Introduction

Author:Max du Plessis; Ben Brandon; Kimberly Prost

This Guide arises out of, and is a response to, the creation of the world's first permanent International Criminal Court (ICC). The Statute of the ICC was adopted on 17 July 1998 by an overwhelming majority of the States attending the Rome Conference. The conference was specifically aimed at attracting States and non-governmental organisations so that they might debate and adopt a statute that would form the basis for such a court .1

The ICC and the Human Rights Inspiration

The general rule in international law is that States are able to exercise their domestic criminal law jurisdiction over criminal offences that affect their domestic concerns .2 As such, criminal jurisdiction is usually exercised over crimes that are committed within a State's territory (like murder, theft and rape). It may also sometimes be exercised over crimes that are plotted abroad (such as high treason) because they threaten the domestic order.

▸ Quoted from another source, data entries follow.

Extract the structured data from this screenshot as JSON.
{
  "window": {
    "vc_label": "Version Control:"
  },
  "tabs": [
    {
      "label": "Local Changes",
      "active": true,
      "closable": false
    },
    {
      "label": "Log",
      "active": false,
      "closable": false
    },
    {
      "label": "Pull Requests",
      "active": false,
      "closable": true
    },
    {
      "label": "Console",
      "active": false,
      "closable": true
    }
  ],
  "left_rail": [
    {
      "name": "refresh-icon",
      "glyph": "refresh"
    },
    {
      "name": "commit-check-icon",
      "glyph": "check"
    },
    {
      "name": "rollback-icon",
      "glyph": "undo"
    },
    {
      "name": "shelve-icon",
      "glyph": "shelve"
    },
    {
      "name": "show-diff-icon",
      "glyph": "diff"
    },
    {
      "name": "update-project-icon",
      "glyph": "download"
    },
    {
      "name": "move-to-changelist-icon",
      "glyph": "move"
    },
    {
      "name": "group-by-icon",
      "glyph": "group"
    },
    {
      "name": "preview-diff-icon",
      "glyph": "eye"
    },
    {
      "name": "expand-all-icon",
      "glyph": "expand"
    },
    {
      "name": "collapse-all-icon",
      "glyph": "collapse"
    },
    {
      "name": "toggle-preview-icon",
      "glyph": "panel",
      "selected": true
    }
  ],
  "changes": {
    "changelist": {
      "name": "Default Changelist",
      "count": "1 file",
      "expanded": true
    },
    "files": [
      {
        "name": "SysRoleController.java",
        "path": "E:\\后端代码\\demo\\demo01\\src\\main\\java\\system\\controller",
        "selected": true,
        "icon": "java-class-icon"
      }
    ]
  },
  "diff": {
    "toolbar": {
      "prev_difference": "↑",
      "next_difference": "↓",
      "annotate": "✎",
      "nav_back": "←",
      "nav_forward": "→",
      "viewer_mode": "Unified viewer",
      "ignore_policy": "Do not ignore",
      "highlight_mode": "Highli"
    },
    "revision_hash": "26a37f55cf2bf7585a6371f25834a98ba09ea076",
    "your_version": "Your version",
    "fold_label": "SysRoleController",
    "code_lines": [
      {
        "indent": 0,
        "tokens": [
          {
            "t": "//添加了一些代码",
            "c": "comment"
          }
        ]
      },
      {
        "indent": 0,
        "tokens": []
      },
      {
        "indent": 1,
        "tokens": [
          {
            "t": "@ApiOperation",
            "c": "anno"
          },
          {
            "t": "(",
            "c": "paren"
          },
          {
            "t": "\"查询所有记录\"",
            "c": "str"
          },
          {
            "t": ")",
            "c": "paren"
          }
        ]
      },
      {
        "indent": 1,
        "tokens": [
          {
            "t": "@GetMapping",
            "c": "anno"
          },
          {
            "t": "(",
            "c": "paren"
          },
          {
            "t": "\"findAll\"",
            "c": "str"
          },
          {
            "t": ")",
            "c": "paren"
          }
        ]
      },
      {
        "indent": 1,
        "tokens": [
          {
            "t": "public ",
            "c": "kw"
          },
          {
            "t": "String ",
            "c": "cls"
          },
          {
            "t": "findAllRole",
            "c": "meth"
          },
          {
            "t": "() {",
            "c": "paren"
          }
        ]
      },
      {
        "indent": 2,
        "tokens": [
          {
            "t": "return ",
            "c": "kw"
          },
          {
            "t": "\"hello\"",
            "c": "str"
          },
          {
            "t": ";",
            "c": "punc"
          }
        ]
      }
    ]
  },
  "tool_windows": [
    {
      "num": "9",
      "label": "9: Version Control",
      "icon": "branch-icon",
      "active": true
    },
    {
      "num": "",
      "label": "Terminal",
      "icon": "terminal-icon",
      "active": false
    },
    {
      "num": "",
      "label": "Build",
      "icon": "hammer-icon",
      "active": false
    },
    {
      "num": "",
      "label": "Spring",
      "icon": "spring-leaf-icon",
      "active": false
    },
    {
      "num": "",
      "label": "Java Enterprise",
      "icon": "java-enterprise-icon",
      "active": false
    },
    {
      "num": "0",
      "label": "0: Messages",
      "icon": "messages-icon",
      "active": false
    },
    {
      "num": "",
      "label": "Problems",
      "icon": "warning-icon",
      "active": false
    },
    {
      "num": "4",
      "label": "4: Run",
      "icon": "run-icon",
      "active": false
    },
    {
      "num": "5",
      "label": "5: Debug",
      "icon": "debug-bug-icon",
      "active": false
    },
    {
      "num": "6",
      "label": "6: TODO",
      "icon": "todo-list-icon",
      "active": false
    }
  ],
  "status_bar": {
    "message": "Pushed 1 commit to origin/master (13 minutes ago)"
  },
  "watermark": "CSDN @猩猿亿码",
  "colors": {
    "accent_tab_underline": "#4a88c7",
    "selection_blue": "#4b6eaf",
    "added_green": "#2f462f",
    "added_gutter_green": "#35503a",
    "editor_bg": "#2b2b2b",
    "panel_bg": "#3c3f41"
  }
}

However, some offences affect not only the domestic legal order but also the international legal order. The classic example of such a crime is piracy, whose perpetrators were described as enemies of the human race. Today, certain crimes are agreed to be of such a serious nature that their perpetrators are also rightly considered enemies of humankind. The crimes that fall under the ICC's jurisdiction are drawn from this category and include genocide, crimes against humanity and war crimes.

Because there has not until recently been a permanent international criminal court with jurisdiction to try these crimes, and leaving aside isolated examples such as the international criminal tribunals at Nuremberg and Tokyo, it was previously left to national courts to do the job. Where a national court exercised jurisdiction over an international crime with no jurisdictional link on the basis of, for example, territoriality or nationality, it was said to be exercising 'universal jurisdiction'. Perhaps the most famous example of this is the trial of Adolf Eichmann. In A-G of Israel v Eichmann, 3 the District Court of Jerusalem decided that Israel had jurisdiction over atrocities committed during World War II by Eichmann, a Nazi officer, on the grounds that the said atrocities were not domestic crimes alone but crimes against the law of nations.

As we shall see, under the ICC Statute an important role has been retained for domestic courts, which are said to act in a complementary relationship with the Court in punishing the world's worst criminals.4 But where such courts are not willing or able to act against the enemies of humanity, the ICC ensures that impunity does not follow their actions. The rise of a court with the power and competence to try the likes of Eichmann, Pinochet or Mengistu, or their foot soldiers, torturers or henchmen, can only be properly appreciated against the backdrop of the immense strides that human rights and humanitarian law have taken in the 20th century.

Aspirations to establish such a permanent international criminal court can be traced back to shortly after World War II and the adoption by the newly created United Nations, on 9 December 1948, of a resolution mandating the International Law Commission (ILC) to begin work on a draft statute for such a court.5 In the climate of the Cold War, little was done to take the project forward, however, and the idea of an international criminal court was revivified only in the 1980s with a proposal by Latin American and Caribbean States, led by Trinidad and Tobago, who envisaged it as their last resort to prosecute international drug traffickers.6 The ILC was thereafter directed by the UN General Assembly to again consider drafting a statute.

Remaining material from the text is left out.